The raids were part of a larger investigation spanning four continents and involving dozens of banks in an alleged tax evasion scheme.
French financial prosecutors raided several of France’s largest banks on Tuesday, including Société Générale and BNP Paribas, as part of a multi-country investigation into one of Europe’s largest tax evasions, according to authorities.

In an early-morning raid, more than 150 financial investigators and 16 local magistrates swarmed the Paris-area headquarters of the French banks, as well as the offices of HSBC Holdings, Natixis, and BNP’s Exane unit, to gather evidence for an investigation into a tax avoidance scheme in which the banks allegedly bilked the French treasury out of vast sums.

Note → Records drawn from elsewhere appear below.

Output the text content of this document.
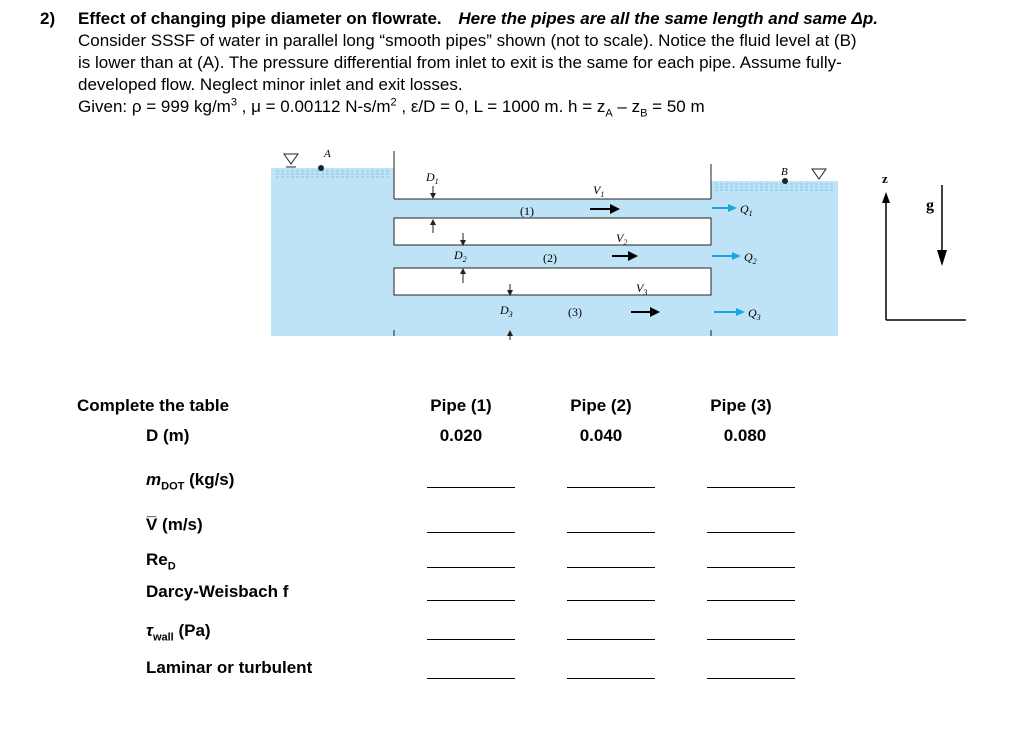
2) Effect of changing pipe diameter on flowrate. Here the pipes are all the same length and same Δp.
Consider SSSF of water in parallel long “smooth pipes” shown (not to scale). Notice the fluid level at (B)
is lower than at (A). The pressure differential from inlet to exit is the same for each pipe. Assume fully-
developed flow. Neglect minor inlet and exit losses.
Given: ρ = 999 $kg/m^3$ , μ = 0.00112 $N-s/m^2$ , ε/D = 0, L = 1000 m. $h = z_A - z_B = 50$ m
A
B
$D_1$
$D_2$
$D_3$
(1)
(2)
(3)
$V_1$
$V_2$
$V_3$
$Q_1$
$Q_2$
$Q_3$
z
g
Complete the table	Pipe (1)	Pipe (2)	Pipe (3)
D (m)	0.020	0.040	0.080
$m_{DOT}$ (kg/s)
V̅ (m/s)
$Re_D$
Darcy-Weisbach f
$\tau_{wall}$ (Pa)
Laminar or turbulent
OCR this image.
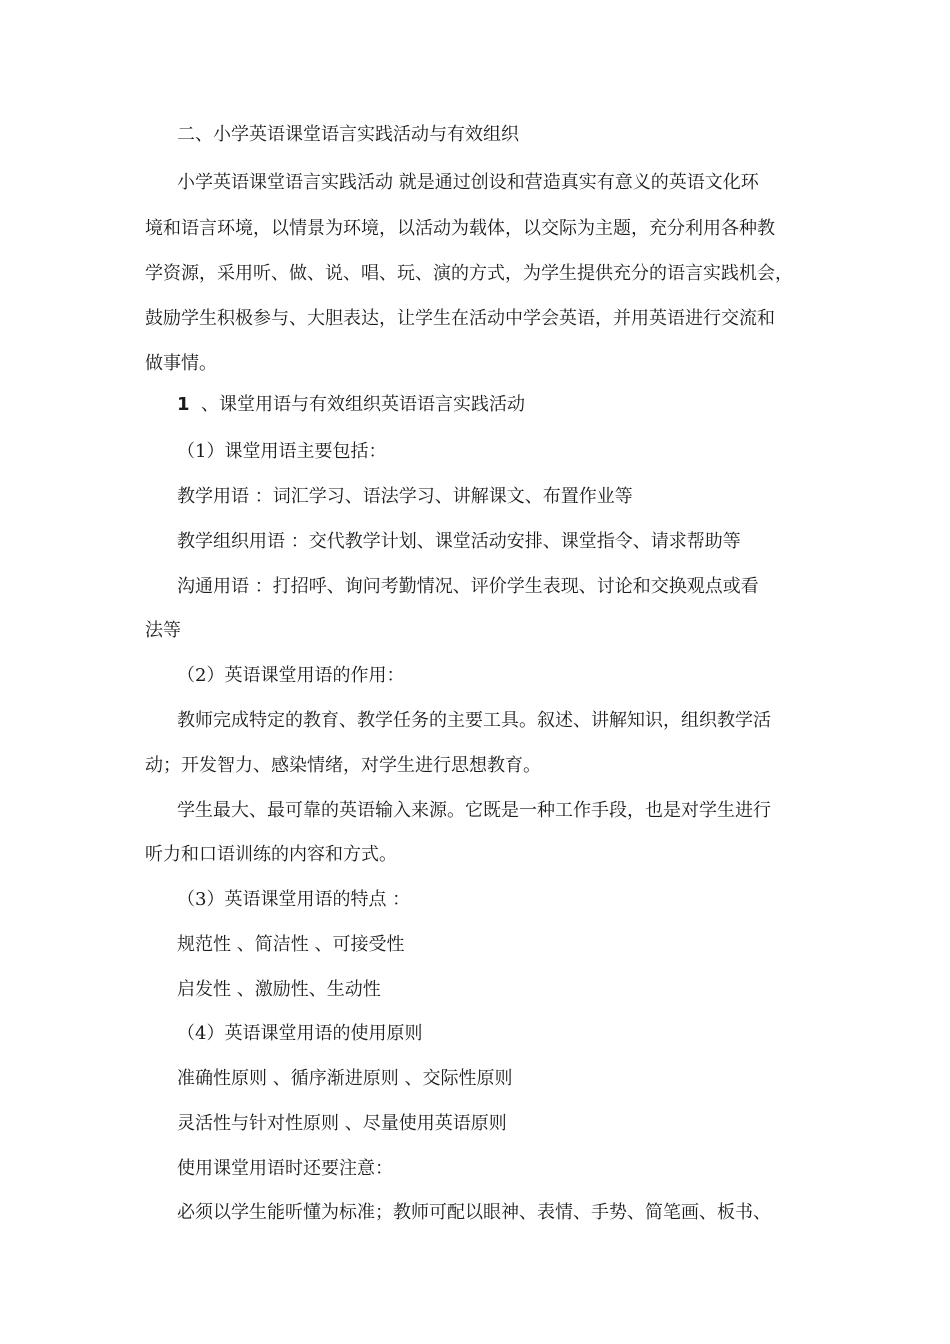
二、小学英语课堂语言实践活动与有效组织
小学英语课堂语言实践活动 就是通过创设和营造真实有意义的英语文化环
境和语言环境，以情景为环境，以活动为载体，以交际为主题，充分利用各种教
学资源，采用听、做、说、唱、玩、演的方式，为学生提供充分的语言实践机会，
鼓励学生积极参与、大胆表达，让学生在活动中学会英语，并用英语进行交流和
做事情。
1 、课堂用语与有效组织英语语言实践活动
（1）课堂用语主要包括：
教学用语 ：词汇学习、语法学习、讲解课文、布置作业等
教学组织用语 ：交代教学计划、课堂活动安排、课堂指令、请求帮助等
沟通用语 ：打招呼、询问考勤情况、评价学生表现、讨论和交换观点或看
法等
（2）英语课堂用语的作用：
教师完成特定的教育、教学任务的主要工具。叙述、讲解知识，组织教学活
动；开发智力、感染情绪，对学生进行思想教育。
学生最大、最可靠的英语输入来源。它既是一种工作手段，也是对学生进行
听力和口语训练的内容和方式。
（3）英语课堂用语的特点 ：
规范性 、简洁性 、可接受性
启发性 、激励性、生动性
（4）英语课堂用语的使用原则
准确性原则 、循序渐进原则 、交际性原则
灵活性与针对性原则 、尽量使用英语原则
使用课堂用语时还要注意：
必须以学生能听懂为标准；教师可配以眼神、表情、手势、简笔画、板书、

The raids were part of what European authorities previously described as an ongoing investigation involving four continents, dozens of banks, and up to 1,500 suspects.
The French banks under investigation were allegedly involved in a scheme known as “cum-cum trading,” derived from the Latin for “with-with,” in which individuals pocketed hundreds of millions of euros by evading French dividend taxes.
Tax refunds
The French prosecutors’ office said in a statement that the banks raided on Tuesday used a strategy in which shareholders transferred stock for a short period of time to investors abroad to avoid paying dividend taxes and, in some cases, received tax refunds.
Investors then sold the shares back to the original owner, who divided the proceeds.
According to the prosecutors’ office, the government is attempting to reclaim at least one billion euros.
The French raids, which prosecutors said had been meticulously planned for months, also included six prosecutors from Germany, where authorities have been fighting for nearly a decade to bring to justice a ring of financial traders and bankers accused of defrauding the government of billions of euros in tax revenue through a similar scheme.
The scheme in Germany was based on “cum-ex trading,” which is Latin for “with-without,” a monetary maneuver used by savvy investors to generate two refunds for dividend tax paid on a single basket of stocks.
Several European countries are seeking justice in what has been dubbed “the robbery of the century” by the French daily Le Monde, which first reported the French scheme in 2018.
Hundreds of bankers, lawyers, and investors were able to siphon an estimated $55 billion from European countries’ state coffers through the schemes for years.
Overall, Germany has suffered the most, with an estimated $30 billion in losses, followed by France, which has suffered an estimated $17 billion in losses.
Smaller sums were sucked out of Spain, Italy, Belgium, Austria, Norway, Finland, Poland, and other countries.
Many European countries were targeted by cum-ex traders, with much of the activity beginning in the early 2000s and gaining popularity in the aftermath of the Great Recession, when much of the financial industry was in disarray.
In recent years, countries have closed the loophole that allowed cum-ex trades but frequently failed to notify their neighbors’ tax authorities.